With an emphasis on adopting performance improvement strategies to achieve higher-quality patient outcomes while maximizing operational efficiencies, Belmont said she expected quality of care initiatives to accelerate in 2015. “New models of care that emphasize care coordination across hospitals and health systems, other providers, and the community are a critical element for quality improvement,” she said. With that comes a need for an interoperable HIT infrastructure that aligns clinical decision support and clinical quality measurement. Belmont suggested reading the 10-year vision report for leveraging health IT by the Office of the National Coordinator for Health IT and the ONC's 10-year roadmap for achieving an interoperable health IT infrastructure. For more information, go to healthit.gov.

ACA Going Forward

As Hamme pointed out, the ACA has already generated several legal decisions and navigated a number of political and operational obstacles in its relatively short life. However, a number of hurdles … including the decision on exchange subsidies and the law’s unpopularity among large swaths of the public … remain.

“During 2015, interested observers should look to various barometers to assess whether the ACA is working … and equally important … whether it is gaining the public acceptance needed to assure its political survival,” Hamme said. He added some of those measures would include the administration of the exchanges, whether offerings to consumers were deemed acceptable in terms of plan choices and affordability, a continued decline in the number of uninsured, and whether or not the ACA could continue to withstand legal and political assaults.

“Like 2013 and 2014, the coming year will witness numerous developments that will lead either to the ACA’s long-term viability or its premature demise,” Hamme concluded.

About the Experts

Elisabeth Belmont, Esq. serves as corporate counsel for MaineHealth, ranked among the nation’s top 100 integrated healthcare delivery networks. She is a member of the Board on Health Care Services for the Institute of Medicine and its Committee on Diagnostic Error in Health Care. Belmont is also a member of the National Quality Forum’s Health IT Patient Safety Measures Standing Committee. In addition to serving as a past president of the American Health Lawyers Association, she is also the former chair of the organization’s HIT Practice Group and the current chair of the Inhouse Counsel Program.
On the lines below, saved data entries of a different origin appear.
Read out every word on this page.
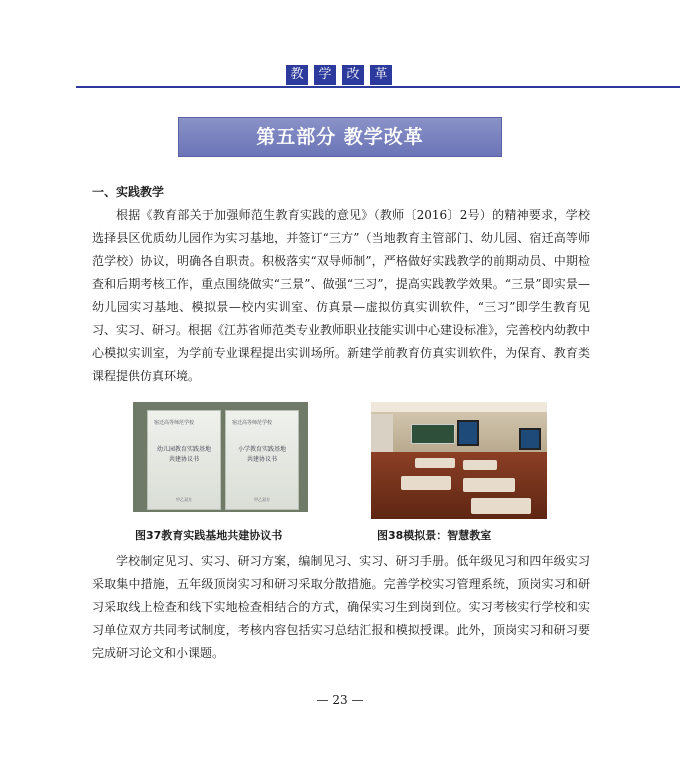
教	学	改	革
第五部分 教学改革
一、实践教学

根据《教育部关于加强师范生教育实践的意见》（教师〔2016〕2号）的精神要求，学校选择县区优质幼儿园作为实习基地，并签订“三方”（当地教育主管部门、幼儿园、宿迁高等师范学校）协议，明确各自职责。积极落实“双导师制”，严格做好实践教学的前期动员、中期检查和后期考核工作，重点围绕做实“三景”、做强“三习”，提高实践教学效果。“三景”即实景—幼儿园实习基地、模拟景—校内实训室、仿真景—虚拟仿真实训软件，“三习”即学生教育见习、实习、研习。根据《江苏省师范类专业教师职业技能实训中心建设标准》，完善校内幼教中心模拟实训室，为学前专业课程提出实训场所。新建学前教育仿真实训软件，为保育、教育类课程提供仿真环境。

宿迁高等师范学校
幼儿园教育实践基地
共建协议书
甲乙双方
宿迁高等师范学校
小学教育实践基地
共建协议书
甲乙双方
图37教育实践基地共建协议书	图38模拟景：智慧教室

学校制定见习、实习、研习方案，编制见习、实习、研习手册。低年级见习和四年级实习采取集中措施，五年级顶岗实习和研习采取分散措施。完善学校实习管理系统，顶岗实习和研习采取线上检查和线下实地检查相结合的方式，确保实习生到岗到位。实习考核实行学校和实习单位双方共同考试制度，考核内容包括实习总结汇报和模拟授课。此外，顶岗实习和研习要完成研习论文和小课题。

— 23 —
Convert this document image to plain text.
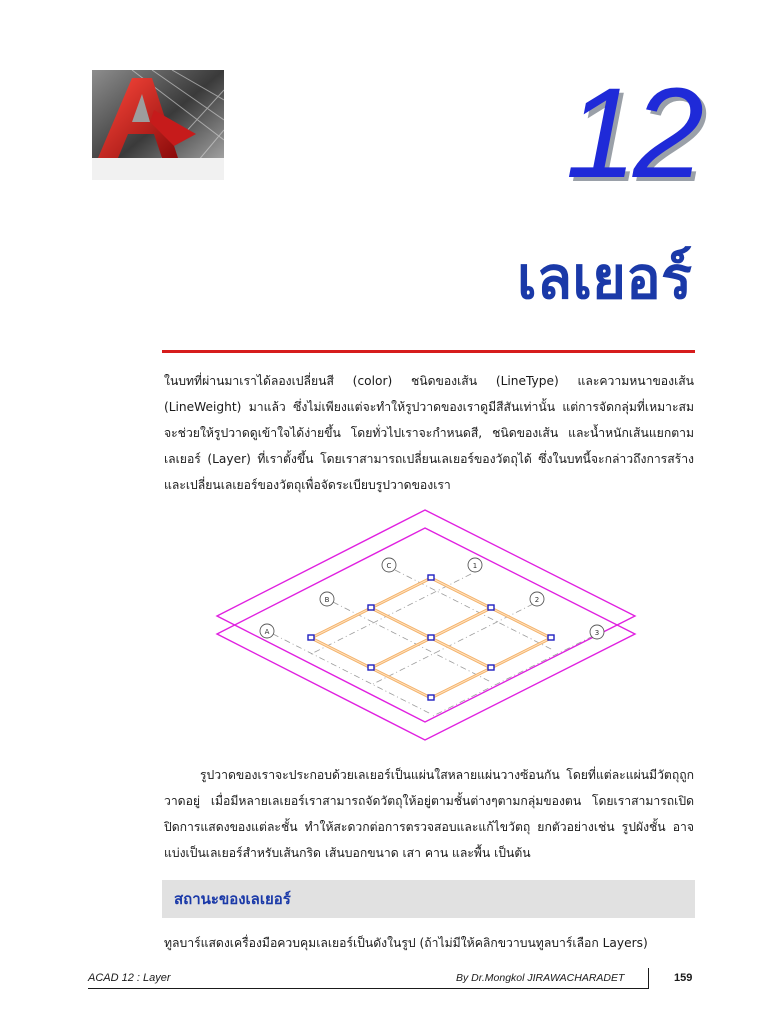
12
เลเยอร์
ในบทที่ผ่านมาเราได้ลองเปลี่ยนสี (color) ชนิดของเส้น (LineType) และความหนาของเส้น (LineWeight) มาแล้ว ซึ่งไม่เพียงแต่จะทำให้รูปวาดของเราดูมีสีสันเท่านั้น แต่การจัดกลุ่มที่เหมาะสมจะช่วยให้รูปวาดดูเข้าใจได้ง่ายขึ้น โดยทั่วไปเราจะกำหนดสี, ชนิดของเส้น และน้ำหนักเส้นแยกตามเลเยอร์ (Layer) ที่เราตั้งขึ้น โดยเราสามารถเปลี่ยนเลเยอร์ของวัตถุได้ ซึ่งในบทนี้จะกล่าวถึงการสร้างและเปลี่ยนเลเยอร์ของวัตถุเพื่อจัดระเบียบรูปวาดของเรา
C
B
A
1
2
3
รูปวาดของเราจะประกอบด้วยเลเยอร์เป็นแผ่นใสหลายแผ่นวางซ้อนกัน โดยที่แต่ละแผ่นมีวัตถุถูกวาดอยู่ เมื่อมีหลายเลเยอร์เราสามารถจัดวัตถุให้อยู่ตามชั้นต่างๆตามกลุ่มของตน โดยเราสามารถเปิดปิดการแสดงของแต่ละชั้น ทำให้สะดวกต่อการตรวจสอบและแก้ไขวัตถุ ยกตัวอย่างเช่น รูปผังชั้น อาจแบ่งเป็นเลเยอร์สำหรับเส้นกริด เส้นบอกขนาด เสา คาน และพื้น เป็นต้น
สถานะของเลเยอร์
ทูลบาร์แสดงเครื่องมือควบคุมเลเยอร์เป็นดังในรูป (ถ้าไม่มีให้คลิกขวาบนทูลบาร์เลือก Layers)
ACAD 12 : Layer	By Dr.Mongkol JIRAWACHARADET	159
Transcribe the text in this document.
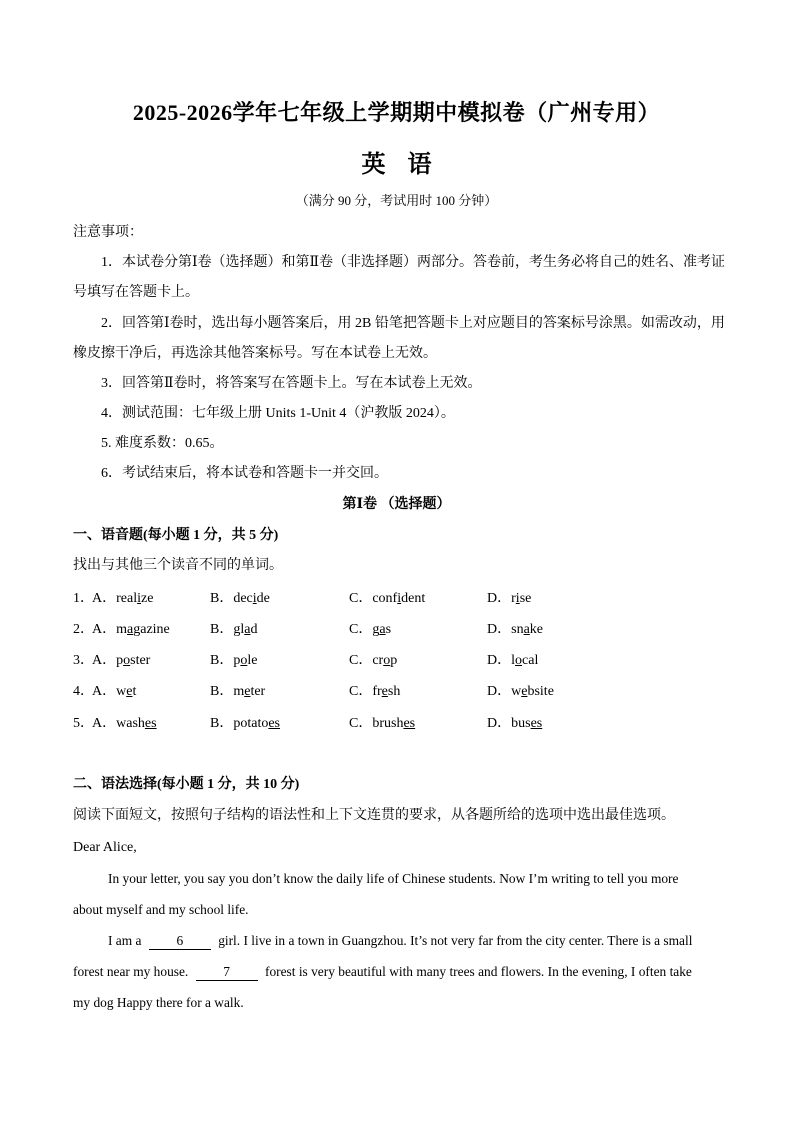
2025-2026学年七年级上学期期中模拟卷（广州专用）
英语
（满分 90 分，考试用时 100 分钟）
注意事项：
1．本试卷分第Ⅰ卷（选择题）和第Ⅱ卷（非选择题）两部分。答卷前，考生务必将自己的姓名、准考证
号填写在答题卡上。
2．回答第Ⅰ卷时，选出每小题答案后，用 2B 铅笔把答题卡上对应题目的答案标号涂黑。如需改动，用
橡皮擦干净后，再选涂其他答案标号。写在本试卷上无效。
3．回答第Ⅱ卷时，将答案写在答题卡上。写在本试卷上无效。
4．测试范围：七年级上册 Units 1-Unit 4（沪教版 2024）。
5. 难度系数：0.65。
6．考试结束后，将本试卷和答题卡一并交回。
第Ⅰ卷 （选择题）
一、语音题(每小题 1 分，共 5 分)
找出与其他三个读音不同的单词。
1．
A．realize	B．decide	C．confident	D．rise
2．
A．magazine	B．glad	C．gas	D．snake
3．
A．poster	B．pole	C．crop	D．local
4．
A．wet	B．meter	C．fresh	D．website
5．
A．washes	B．potatoes	C．brushes	D．buses
二、语法选择(每小题 1 分，共 10 分)
阅读下面短文，按照句子结构的语法性和上下文连贯的要求，从各题所给的选项中选出最佳选项。
Dear Alice,
In your letter, you say you don’t know the daily life of Chinese students. Now I’m writing to tell you more
about myself and my school life.
I am a	6	girl. I live in a town in Guangzhou. It’s not very far from the city center. There is a small
forest near my house.	7	forest is very beautiful with many trees and flowers. In the evening, I often take
my dog Happy there for a walk.
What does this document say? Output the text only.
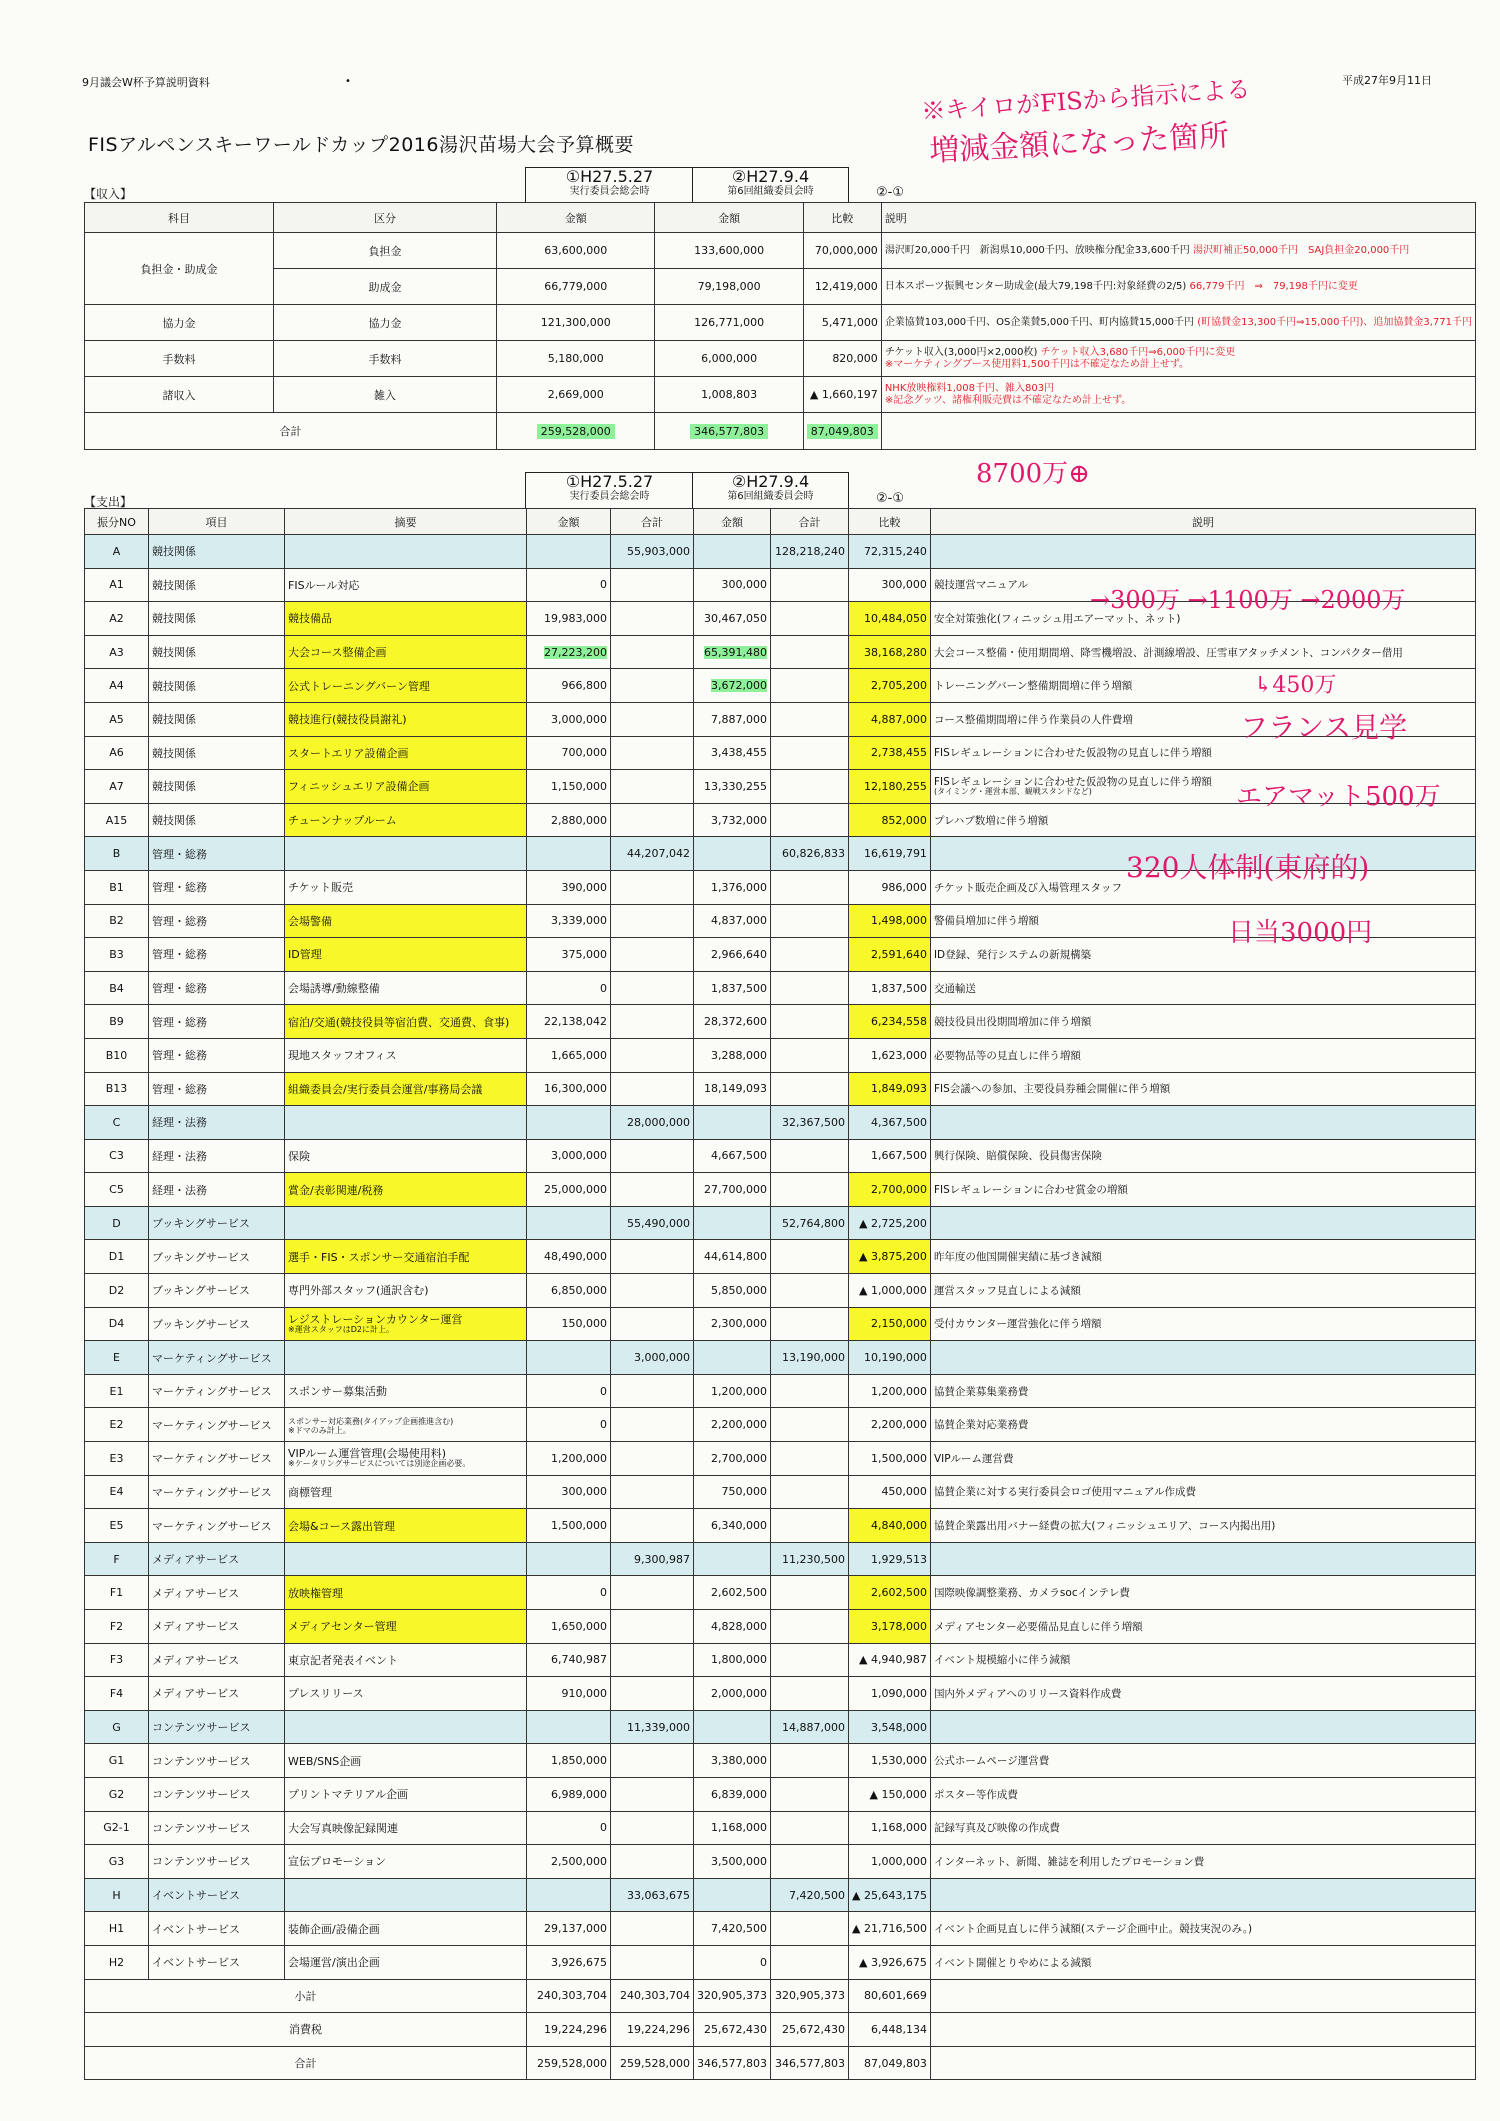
9月議会W杯予算説明資料	•	平成27年9月11日
FISアルペンスキーワールドカップ2016湯沢苗場大会予算概要
※キイロがFISから指示による
増減金額になった箇所
【収入】
①H27.5.27
実行委員会総会時
②H27.9.4
第6回組織委員会時	②-①
科目	区分	金額	金額	比較	説明
負担金・助成金	負担金	63,600,000	133,600,000	70,000,000	湯沢町20,000千円　新潟県10,000千円、放映権分配金33,600千円 湯沢町補正50,000千円　SAJ負担金20,000千円
	助成金	66,779,000	79,198,000	12,419,000	日本スポーツ振興センター助成金(最大79,198千円:対象経費の2/5) 66,779千円　⇒　79,198千円に変更
協力金	協力金	121,300,000	126,771,000	5,471,000	企業協賛103,000千円、OS企業賛5,000千円、町内協賛15,000千円 (町協賛金13,300千円⇒15,000千円)、追加協賛金3,771千円
手数料	手数料	5,180,000	6,000,000	820,000	チケット収入(3,000円×2,000枚) チケット収入3,680千円⇒6,000千円に変更
※マーケティングブース使用料1,500千円は不確定なため計上せず。
諸収入	雑入	2,669,000	1,008,803	▲ 1,660,197	NHK放映権料1,008千円、雑入803円
※記念グッツ、諸権利販売費は不確定なため計上せず。
合計		259,528,000	346,577,803	87,049,803	
8700万⊕
【支出】
①H27.5.27
実行委員会総会時
②H27.9.4
第6回組織委員会時	②-①
振分NO	項目	摘要	金額	合計	金額	合計	比較	説明
A	競技関係			55,903,000		128,218,240	72,315,240	
A1	競技関係	FISルール対応	0		300,000		300,000	競技運営マニュアル
A2	競技関係	競技備品	19,983,000		30,467,050		10,484,050	安全対策強化(フィニッシュ用エアーマット、ネット)
A3	競技関係	大会コース整備企画	27,223,200		65,391,480		38,168,280	大会コース整備・使用期間増、降雪機増設、計測線増設、圧雪車アタッチメント、コンパクター借用
A4	競技関係	公式トレーニングバーン管理	966,800		3,672,000		2,705,200	トレーニングバーン整備期間増に伴う増額
A5	競技関係	競技進行(競技役員謝礼)	3,000,000		7,887,000		4,887,000	コース整備期間増に伴う作業員の人件費増
A6	競技関係	スタートエリア設備企画	700,000		3,438,455		2,738,455	FISレギュレーションに合わせた仮設物の見直しに伴う増額
A7	競技関係	フィニッシュエリア設備企画	1,150,000		13,330,255		12,180,255	FISレギュレーションに合わせた仮設物の見直しに伴う増額
(タイミング・運営本部、観戦スタンドなど)

A15	競技関係	チューンナップルーム	2,880,000		3,732,000		852,000	プレハブ数増に伴う増額
B	管理・総務			44,207,042		60,826,833	16,619,791	
B1	管理・総務	チケット販売	390,000		1,376,000		986,000	チケット販売企画及び入場管理スタッフ
B2	管理・総務	会場警備	3,339,000		4,837,000		1,498,000	警備員増加に伴う増額
B3	管理・総務	ID管理	375,000		2,966,640		2,591,640	ID登録、発行システムの新規構築
B4	管理・総務	会場誘導/動線整備	0		1,837,500		1,837,500	交通輸送
B9	管理・総務	宿泊/交通(競技役員等宿泊費、交通費、食事)	22,138,042		28,372,600		6,234,558	競技役員出役期間増加に伴う増額
B10	管理・総務	現地スタッフオフィス	1,665,000		3,288,000		1,623,000	必要物品等の見直しに伴う増額
B13	管理・総務	組織委員会/実行委員会運営/事務局会議	16,300,000		18,149,093		1,849,093	FIS会議への参加、主要役員券種会開催に伴う増額
C	経理・法務			28,000,000		32,367,500	4,367,500	
C3	経理・法務	保険	3,000,000		4,667,500		1,667,500	興行保険、賠償保険、役員傷害保険
C5	経理・法務	賞金/表彰関連/税務	25,000,000		27,700,000		2,700,000	FISレギュレーションに合わせ賞金の増額
D	ブッキングサービス			55,490,000		52,764,800	▲ 2,725,200	
D1	ブッキングサービス	選手・FIS・スポンサー交通宿泊手配	48,490,000		44,614,800		▲ 3,875,200	昨年度の他国開催実績に基づき減額
D2	ブッキングサービス	専門外部スタッフ(通訳含む)	6,850,000		5,850,000		▲ 1,000,000	運営スタッフ見直しによる減額
D4	ブッキングサービス	レジストレーションカウンター運営
※運営スタッフはD2に計上。	150,000		2,300,000		2,150,000	受付カウンター運営強化に伴う増額
E	マーケティングサービス			3,000,000		13,190,000	10,190,000	
E1	マーケティングサービス	スポンサー募集活動	0		1,200,000		1,200,000	協賛企業募集業務費
E2	マーケティングサービス	スポンサー対応業務(タイアップ企画推進含む)
※ドマのみ計上。	0		2,200,000		2,200,000	協賛企業対応業務費
E3	マーケティングサービス	VIPルーム運営管理(会場使用料)
※ケータリングサービスについては別途企画必要。	1,200,000		2,700,000		1,500,000	VIPルーム運営費
E4	マーケティングサービス	商標管理	300,000		750,000		450,000	協賛企業に対する実行委員会ロゴ使用マニュアル作成費
E5	マーケティングサービス	会場&コース露出管理	1,500,000		6,340,000		4,840,000	協賛企業露出用バナー経費の拡大(フィニッシュエリア、コース内掲出用)
F	メディアサービス			9,300,987		11,230,500	1,929,513	
F1	メディアサービス	放映権管理	0		2,602,500		2,602,500	国際映像調整業務、カメラsocインテレ費
F2	メディアサービス	メディアセンター管理	1,650,000		4,828,000		3,178,000	メディアセンター必要備品見直しに伴う増額
F3	メディアサービス	東京記者発表イベント	6,740,987		1,800,000		▲ 4,940,987	イベント規模縮小に伴う減額
F4	メディアサービス	プレスリリース	910,000		2,000,000		1,090,000	国内外メディアへのリリース資料作成費
G	コンテンツサービス			11,339,000		14,887,000	3,548,000	
G1	コンテンツサービス	WEB/SNS企画	1,850,000		3,380,000		1,530,000	公式ホームページ運営費
G2	コンテンツサービス	プリントマテリアル企画	6,989,000		6,839,000		▲ 150,000	ポスター等作成費
G2-1	コンテンツサービス	大会写真映像記録関連	0		1,168,000		1,168,000	記録写真及び映像の作成費
G3	コンテンツサービス	宣伝プロモーション	2,500,000		3,500,000		1,000,000	インターネット、新聞、雑誌を利用したプロモーション費
H	イベントサービス			33,063,675		7,420,500	▲ 25,643,175	
H1	イベントサービス	装飾企画/設備企画	29,137,000		7,420,500		▲ 21,716,500	イベント企画見直しに伴う減額(ステージ企画中止。競技実況のみ。)
H2	イベントサービス	会場運営/演出企画	3,926,675		0		▲ 3,926,675	イベント開催とりやめによる減額
小計			240,303,704	240,303,704	320,905,373	320,905,373	80,601,669	
消費税			19,224,296	19,224,296	25,672,430	25,672,430	6,448,134	
合計			259,528,000	259,528,000	346,577,803	346,577,803	87,049,803	
→300万 →1100万 →2000万
↳450万
フランス見学
エアマット500万
320人体制(東府的)
日当3000円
In 2007, Modern Healthcare named her to their list of “Top 25 Most Powerful Women in Healthcare.”

Joel Hamme, Esq. is a principal with Powers, Pyles, Sutter & Verville in Washington, D.C. He joined the firm in 1998 and focuses his practice on long term care, Medicare and Medicaid reimbursement issues, provider licensure and certification matters, and litigation in his areas of expertise. He is a member of the District of Columbia and Pennsylvania bars, as well as the bars of the Supreme Court of the United States and numerous federal appeals courts. A past president of AHLA, Hamme is a frequent speaker and lecturer on healthcare issues and has authored numerous articles and book chapters relating to healthcare law.